Estonian census results show that 243 different mother tongues are spoken in Estonia; Estonian is spoken as a mother tongue by 67% and as a foreign language by 17% of the population.
Altogether, a total of 84% of the population speaks Estonian.
Henry Lass, an analyst at Statistics Estonia, the country’s official statistics agency, said the proportion of native speakers of Estonian has not increased, but the number of mother tongues spoken in Estonia has risen significantly since 2000.
“While a total of 109 different mother tongues were counted in the 2000 census, a decade later, in 2011, there were 157 of them, and as many as 243 in the 2021 census,” Lass said in a statement, adding that the new languages with the largest number of speakers include Iranian languages (62), Niger-Kordofanian languages (20), Sindhi (19) and Mandar (15).
Even Egyptian speakers live in Estonia
The most widely spoken languages in the world are English, Mandarin, Hindi, Spanish and French.
According to the census, 3,879 people in Estonia speak English as their mother tongue, while Mandarin is spoken as the native language by 419, Hindi by 630, Spanish by 1,378 and French by 1,424 people living here.
“The oldest languages spoken as mother tongues in Estonia are Egyptian, Hebrew and Tamil. 21 people are native speakers of Egyptian, while Hebrew is the mother tongue of 79 and Tamil of 124 people,” Lass added.

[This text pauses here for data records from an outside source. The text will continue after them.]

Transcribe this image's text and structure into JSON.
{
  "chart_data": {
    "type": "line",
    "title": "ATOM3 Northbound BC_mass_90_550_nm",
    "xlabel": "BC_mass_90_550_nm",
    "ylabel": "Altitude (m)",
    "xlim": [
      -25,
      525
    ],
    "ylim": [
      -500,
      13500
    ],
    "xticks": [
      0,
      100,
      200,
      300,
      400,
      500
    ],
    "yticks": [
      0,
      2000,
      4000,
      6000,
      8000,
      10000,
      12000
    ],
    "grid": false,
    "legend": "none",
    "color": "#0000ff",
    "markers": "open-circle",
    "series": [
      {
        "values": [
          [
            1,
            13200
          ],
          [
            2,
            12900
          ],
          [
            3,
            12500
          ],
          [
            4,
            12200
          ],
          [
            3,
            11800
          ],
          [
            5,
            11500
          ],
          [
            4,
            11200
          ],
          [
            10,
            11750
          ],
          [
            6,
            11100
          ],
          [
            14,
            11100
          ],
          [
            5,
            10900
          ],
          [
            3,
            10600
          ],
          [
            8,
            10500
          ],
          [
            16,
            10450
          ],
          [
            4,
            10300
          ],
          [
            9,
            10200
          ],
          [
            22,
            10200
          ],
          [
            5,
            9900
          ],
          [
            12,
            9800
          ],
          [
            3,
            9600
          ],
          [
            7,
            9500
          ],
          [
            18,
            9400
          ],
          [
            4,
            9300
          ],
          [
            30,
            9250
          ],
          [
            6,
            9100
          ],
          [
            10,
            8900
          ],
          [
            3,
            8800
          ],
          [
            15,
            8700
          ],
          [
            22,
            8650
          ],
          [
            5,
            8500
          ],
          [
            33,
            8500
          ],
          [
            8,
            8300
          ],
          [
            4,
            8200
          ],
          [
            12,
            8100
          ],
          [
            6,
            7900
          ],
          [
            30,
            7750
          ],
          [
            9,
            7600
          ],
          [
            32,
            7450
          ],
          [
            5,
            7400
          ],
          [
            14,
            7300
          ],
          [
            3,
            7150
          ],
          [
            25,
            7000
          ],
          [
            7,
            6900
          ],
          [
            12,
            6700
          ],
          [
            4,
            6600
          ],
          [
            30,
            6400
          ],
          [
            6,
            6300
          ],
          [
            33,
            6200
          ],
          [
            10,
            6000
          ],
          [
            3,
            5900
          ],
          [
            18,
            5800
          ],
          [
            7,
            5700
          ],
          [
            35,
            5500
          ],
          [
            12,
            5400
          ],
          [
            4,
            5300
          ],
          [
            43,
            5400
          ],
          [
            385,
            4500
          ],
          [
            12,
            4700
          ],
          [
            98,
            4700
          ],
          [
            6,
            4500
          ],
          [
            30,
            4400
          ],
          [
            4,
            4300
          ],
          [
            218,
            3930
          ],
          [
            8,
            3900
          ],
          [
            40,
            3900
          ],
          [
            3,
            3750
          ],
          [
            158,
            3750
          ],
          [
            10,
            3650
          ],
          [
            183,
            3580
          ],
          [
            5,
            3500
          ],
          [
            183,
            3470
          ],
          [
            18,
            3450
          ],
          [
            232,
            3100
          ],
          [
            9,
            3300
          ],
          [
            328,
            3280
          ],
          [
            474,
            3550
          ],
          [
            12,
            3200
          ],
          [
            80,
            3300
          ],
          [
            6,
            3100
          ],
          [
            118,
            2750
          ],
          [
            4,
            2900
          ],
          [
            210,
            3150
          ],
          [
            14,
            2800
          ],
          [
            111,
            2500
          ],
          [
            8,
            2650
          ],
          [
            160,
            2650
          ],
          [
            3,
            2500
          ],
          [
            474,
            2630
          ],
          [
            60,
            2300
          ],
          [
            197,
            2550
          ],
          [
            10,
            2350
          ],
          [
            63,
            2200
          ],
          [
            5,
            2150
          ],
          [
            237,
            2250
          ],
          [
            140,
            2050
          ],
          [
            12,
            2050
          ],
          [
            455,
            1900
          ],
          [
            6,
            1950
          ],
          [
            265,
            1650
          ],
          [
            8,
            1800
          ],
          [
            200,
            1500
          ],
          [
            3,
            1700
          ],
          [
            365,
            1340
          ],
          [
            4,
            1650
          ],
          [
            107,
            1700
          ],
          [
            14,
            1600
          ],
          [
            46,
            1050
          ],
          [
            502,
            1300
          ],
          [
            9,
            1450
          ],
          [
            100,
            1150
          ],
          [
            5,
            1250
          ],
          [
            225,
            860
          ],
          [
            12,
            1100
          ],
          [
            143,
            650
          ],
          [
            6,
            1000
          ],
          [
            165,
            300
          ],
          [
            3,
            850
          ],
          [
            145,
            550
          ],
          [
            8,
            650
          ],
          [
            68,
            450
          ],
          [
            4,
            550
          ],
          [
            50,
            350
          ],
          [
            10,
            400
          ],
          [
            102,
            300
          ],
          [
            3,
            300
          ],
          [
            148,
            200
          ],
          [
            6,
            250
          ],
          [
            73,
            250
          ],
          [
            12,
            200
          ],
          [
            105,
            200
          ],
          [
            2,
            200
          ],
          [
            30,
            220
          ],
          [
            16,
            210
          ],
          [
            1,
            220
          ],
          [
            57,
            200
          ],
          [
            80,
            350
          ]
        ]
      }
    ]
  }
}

In this latest census, inhabitants were afforded an opportunity to indicate two mother tongues. It turned out there were a total of 30,710 people with two native languages in Estonia, or about 2% of the population.
A little over a thousand sign language speakers
“The largest number of people – 18,160 – declared Estonian and Russian as their two mother tongues. The second most common combination of two mother tongues, Estonian and English, was indicated by 1,220 people,” said Lass.
According to the census, there are 1,464 sign language speakers in Estonia. The Estonian Sign Language has been recognised as an independent language under the Language Act since 1 March 2007.